Four infants with neurogenic arthrogryposis who died of respiratory failure before 1 month of age had DNA testing of autopsy specimens for SMN^T gene deletion in a study at the Children’s Hospital of Philadelphia, PA, and the Children’s Hospital at Dartmouth, Lebanon, NH. All infants had clinical, pathologic, or EMG evidence of motor neuron disease. In addition to anterior horn cell loss, autopsies showed a more extensive neurodegeneration involving central sensory neurons in Clarke’s column and the thalamus. SMN^T deletion was identified in two of the cases. [1]

COMMENT. Arthrogryposis in association with infantile spinal muscular atrophy (Werdnig-Hoffmann disease) was first reported by Byers and Banker (1961). DNA analysis for SMN^T deletion in cases of neurogenic arthrogryposis may uncover a diagnosis of spinal muscular atrophy or SMA variant and facilitate genetic counselling. Some cases of infantile SMA may have degenerative changes in sensory neurons in addition to the classical anterior horn cell loss.

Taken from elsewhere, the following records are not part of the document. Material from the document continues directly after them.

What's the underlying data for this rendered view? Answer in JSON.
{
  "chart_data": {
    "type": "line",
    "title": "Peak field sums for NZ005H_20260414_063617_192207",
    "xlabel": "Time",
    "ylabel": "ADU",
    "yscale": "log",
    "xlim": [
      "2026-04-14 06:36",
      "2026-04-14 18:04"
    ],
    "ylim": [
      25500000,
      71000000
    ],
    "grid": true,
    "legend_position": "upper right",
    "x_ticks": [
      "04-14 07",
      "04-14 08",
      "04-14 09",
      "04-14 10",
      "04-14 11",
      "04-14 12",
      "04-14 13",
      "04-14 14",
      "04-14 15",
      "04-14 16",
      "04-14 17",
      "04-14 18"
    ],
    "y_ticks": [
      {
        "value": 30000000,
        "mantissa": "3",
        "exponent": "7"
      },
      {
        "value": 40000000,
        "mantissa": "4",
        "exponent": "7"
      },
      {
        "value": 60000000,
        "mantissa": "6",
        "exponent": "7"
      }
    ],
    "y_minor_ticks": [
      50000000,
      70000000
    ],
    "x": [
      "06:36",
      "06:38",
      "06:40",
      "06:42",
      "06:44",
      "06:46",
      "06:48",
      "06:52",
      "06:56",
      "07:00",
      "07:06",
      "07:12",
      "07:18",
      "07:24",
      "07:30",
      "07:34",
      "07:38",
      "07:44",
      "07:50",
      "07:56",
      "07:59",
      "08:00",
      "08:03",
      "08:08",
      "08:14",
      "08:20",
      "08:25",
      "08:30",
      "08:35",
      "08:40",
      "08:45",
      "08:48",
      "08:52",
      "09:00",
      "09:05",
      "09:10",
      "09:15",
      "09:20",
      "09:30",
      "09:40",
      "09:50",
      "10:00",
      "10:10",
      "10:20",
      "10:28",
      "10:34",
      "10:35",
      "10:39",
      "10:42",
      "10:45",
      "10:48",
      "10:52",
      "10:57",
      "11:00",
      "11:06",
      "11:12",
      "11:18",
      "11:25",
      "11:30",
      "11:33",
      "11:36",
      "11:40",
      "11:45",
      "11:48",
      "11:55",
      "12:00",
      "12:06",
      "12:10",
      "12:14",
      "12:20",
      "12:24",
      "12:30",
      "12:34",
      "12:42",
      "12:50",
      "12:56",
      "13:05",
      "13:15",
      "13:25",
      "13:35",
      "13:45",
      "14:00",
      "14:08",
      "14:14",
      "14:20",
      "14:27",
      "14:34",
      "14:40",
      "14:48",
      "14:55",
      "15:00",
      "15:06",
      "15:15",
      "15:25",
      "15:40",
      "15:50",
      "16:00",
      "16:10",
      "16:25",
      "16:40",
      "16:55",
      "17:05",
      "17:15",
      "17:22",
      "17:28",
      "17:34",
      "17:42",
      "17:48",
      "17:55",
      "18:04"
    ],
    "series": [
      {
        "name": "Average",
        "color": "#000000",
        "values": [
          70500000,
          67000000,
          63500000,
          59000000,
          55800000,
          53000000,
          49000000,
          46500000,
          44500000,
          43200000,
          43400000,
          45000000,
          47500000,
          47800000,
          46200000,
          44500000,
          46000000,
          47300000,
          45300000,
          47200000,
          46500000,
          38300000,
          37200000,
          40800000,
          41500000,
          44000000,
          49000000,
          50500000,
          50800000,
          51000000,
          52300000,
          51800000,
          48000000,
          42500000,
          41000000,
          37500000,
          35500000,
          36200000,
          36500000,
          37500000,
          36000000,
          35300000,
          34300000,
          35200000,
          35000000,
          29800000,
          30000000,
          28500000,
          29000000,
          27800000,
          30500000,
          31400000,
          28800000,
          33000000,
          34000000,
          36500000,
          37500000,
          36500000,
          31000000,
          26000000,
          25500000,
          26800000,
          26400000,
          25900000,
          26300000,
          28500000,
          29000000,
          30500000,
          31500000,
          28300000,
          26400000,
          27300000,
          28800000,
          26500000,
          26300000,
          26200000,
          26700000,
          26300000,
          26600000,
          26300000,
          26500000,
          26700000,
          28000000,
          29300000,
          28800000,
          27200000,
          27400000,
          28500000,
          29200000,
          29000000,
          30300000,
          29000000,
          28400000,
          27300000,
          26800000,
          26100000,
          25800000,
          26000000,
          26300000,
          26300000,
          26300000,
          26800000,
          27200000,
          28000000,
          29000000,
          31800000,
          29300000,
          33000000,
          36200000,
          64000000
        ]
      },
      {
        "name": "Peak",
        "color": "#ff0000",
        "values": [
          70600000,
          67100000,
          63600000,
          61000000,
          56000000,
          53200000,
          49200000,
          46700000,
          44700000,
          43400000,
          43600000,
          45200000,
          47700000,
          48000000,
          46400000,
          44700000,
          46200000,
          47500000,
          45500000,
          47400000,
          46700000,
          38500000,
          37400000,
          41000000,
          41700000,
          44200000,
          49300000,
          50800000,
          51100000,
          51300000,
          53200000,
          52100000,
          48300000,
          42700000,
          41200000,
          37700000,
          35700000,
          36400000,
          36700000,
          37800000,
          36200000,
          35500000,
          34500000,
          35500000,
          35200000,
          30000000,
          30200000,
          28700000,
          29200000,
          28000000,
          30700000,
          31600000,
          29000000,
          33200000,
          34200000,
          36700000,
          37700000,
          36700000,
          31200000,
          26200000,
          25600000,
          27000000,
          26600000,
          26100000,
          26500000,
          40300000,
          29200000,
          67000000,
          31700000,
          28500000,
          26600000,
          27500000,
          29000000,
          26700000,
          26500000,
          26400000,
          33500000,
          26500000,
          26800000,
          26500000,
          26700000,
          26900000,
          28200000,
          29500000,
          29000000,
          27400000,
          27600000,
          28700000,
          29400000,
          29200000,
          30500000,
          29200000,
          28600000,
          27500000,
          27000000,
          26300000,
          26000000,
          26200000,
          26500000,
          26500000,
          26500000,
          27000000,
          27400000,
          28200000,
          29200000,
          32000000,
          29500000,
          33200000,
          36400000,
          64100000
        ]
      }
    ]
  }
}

Congenital axonal neuropathy with SMN deletion is reported in three newborn siblings presenting with generalized weakness, asphyxia, facial diplegia, and external ophthalmoplegia, and studied at Pediatric University Hospital, Mathildenstr, Freiburg, Germany [2]. EMG, NCV, and nerve biopsies confirmed an axonal neuropathy. The electrophysiological and biopsy findings, together with the SMN gene deletion, were diagnostic of a severe spinal muscular atrophy, complicated by involvement of brainstem nuclei and sensory nerves. Contrary to accepted criteria, weakness of extraocular muscles and facial weakness do not exclude the diagnosis of SMA.